Well, it had to happen.
Zali Steggall asks:
50% of Australia’s GDP is reliant on nature. Yet the bill that your government is ramming through today will further weaken environmental protections by creating an exemption to national nature laws for polluting industry. It will reduce accountability and risk pushing the world heritage valued morgue skate to extinction. Will your government and you as PM already breaking the 2022 promise to strengthen nature law now accept there can be no trust this election on commitments on protecting the environment?
Anthony Albanese:
Let’s be very clear about what happened with our environmental laws. We went to an election in 2022 saying we would have a national Environmental Protection Authority. That legislation passed this House and sat over there, sat over there in the Senate, for month after month after month while the crossbench, tried to connect it up with a whole range of other issues that were not related to the legislation that was there. Publicly they did it. This isn’t any secret here. That is what they said. They said, “Unless you taking action to stop all forestry, unless you do a whole range of things”, that they wanted connected to that legislation, they would not pass it. And then when the legislation was eventually before the Senate, the crossbench, including Fatima Payman, who was elected as a Labor senator but ratted out Labor Party to sit on the crossbench, made it clear that she would not. Having received under about 0.1% of the vote, said she would oppose that legislation along with other crossbench members. So be careful what you vote for when you vote Independent because you never know what you will get. What you know from us…
…What you know from us is that we will stand up for the environment. The Greens political party held up that legislation and to vote for it for month after month after month.

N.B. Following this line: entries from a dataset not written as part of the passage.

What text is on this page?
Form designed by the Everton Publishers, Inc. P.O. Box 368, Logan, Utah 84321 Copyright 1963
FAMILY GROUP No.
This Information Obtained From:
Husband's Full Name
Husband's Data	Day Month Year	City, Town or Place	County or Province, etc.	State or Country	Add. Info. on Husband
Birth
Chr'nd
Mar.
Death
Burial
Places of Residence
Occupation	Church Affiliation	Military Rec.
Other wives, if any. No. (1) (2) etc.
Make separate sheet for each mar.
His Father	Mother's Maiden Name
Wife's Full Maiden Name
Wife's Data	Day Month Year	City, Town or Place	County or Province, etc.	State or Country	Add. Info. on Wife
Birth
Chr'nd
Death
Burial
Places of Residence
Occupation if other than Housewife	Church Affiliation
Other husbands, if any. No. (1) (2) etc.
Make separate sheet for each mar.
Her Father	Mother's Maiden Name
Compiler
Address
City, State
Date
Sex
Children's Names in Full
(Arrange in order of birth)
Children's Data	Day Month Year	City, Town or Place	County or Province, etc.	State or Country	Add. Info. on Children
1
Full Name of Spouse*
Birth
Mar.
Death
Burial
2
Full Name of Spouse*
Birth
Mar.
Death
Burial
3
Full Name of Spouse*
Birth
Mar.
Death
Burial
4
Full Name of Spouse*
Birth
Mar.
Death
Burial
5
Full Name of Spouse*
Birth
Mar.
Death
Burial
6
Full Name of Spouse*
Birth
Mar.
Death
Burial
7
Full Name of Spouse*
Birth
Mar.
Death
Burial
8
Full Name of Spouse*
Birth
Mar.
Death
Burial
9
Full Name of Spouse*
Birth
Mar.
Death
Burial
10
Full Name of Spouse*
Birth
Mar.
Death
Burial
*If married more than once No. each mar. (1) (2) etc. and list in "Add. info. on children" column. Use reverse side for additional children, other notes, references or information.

If they had voted for it they could have at any time.
Not only did they not vote for it. ..there were deferrals just like there was over housing legislation, just like there was over so many issues. Standing in a corner pretending that they had no responsibility. We have 25 votes in the Senate out of 76.
I suggest people who want Labor government legislation, they should vote Labor in both Houses when it comes to the election coming up.
OK, a reality check. The EPA legislation was held up, because the EPA legislation didn’t do what it was supposed to do, and strengthen environmental protections. And yes, the crossbench held it up, but that is called ‘negotiation’ which is a normal part of the senate when the government doesn’t have the numbers. And as part of negotiations, political parties and independents try and see what will stick – just how much extra can be added to the bill, that the government wants passed. But that doesn’t mean that demands won’t be dropped or compromised on as part of the negotiation process. The government didn’t want to negotiate with the Greens or crossbench because it would have made the bill stronger than the government wanted when it came to environmental protections. And the Coalition weren’t interested in an EPA, weak as it was, at all. So the legislation was pulled.
That was a decision of the government.
WA senator Fatima Payman received a small personal vote because that is how the senate works when you run for a political party, but she still received more first preference votes than Glenn Sterle despite his longevity in the senate. Payman left the Labor party over its refusal to call the Palestinian genocide, a genocide. Not over bill negotiations.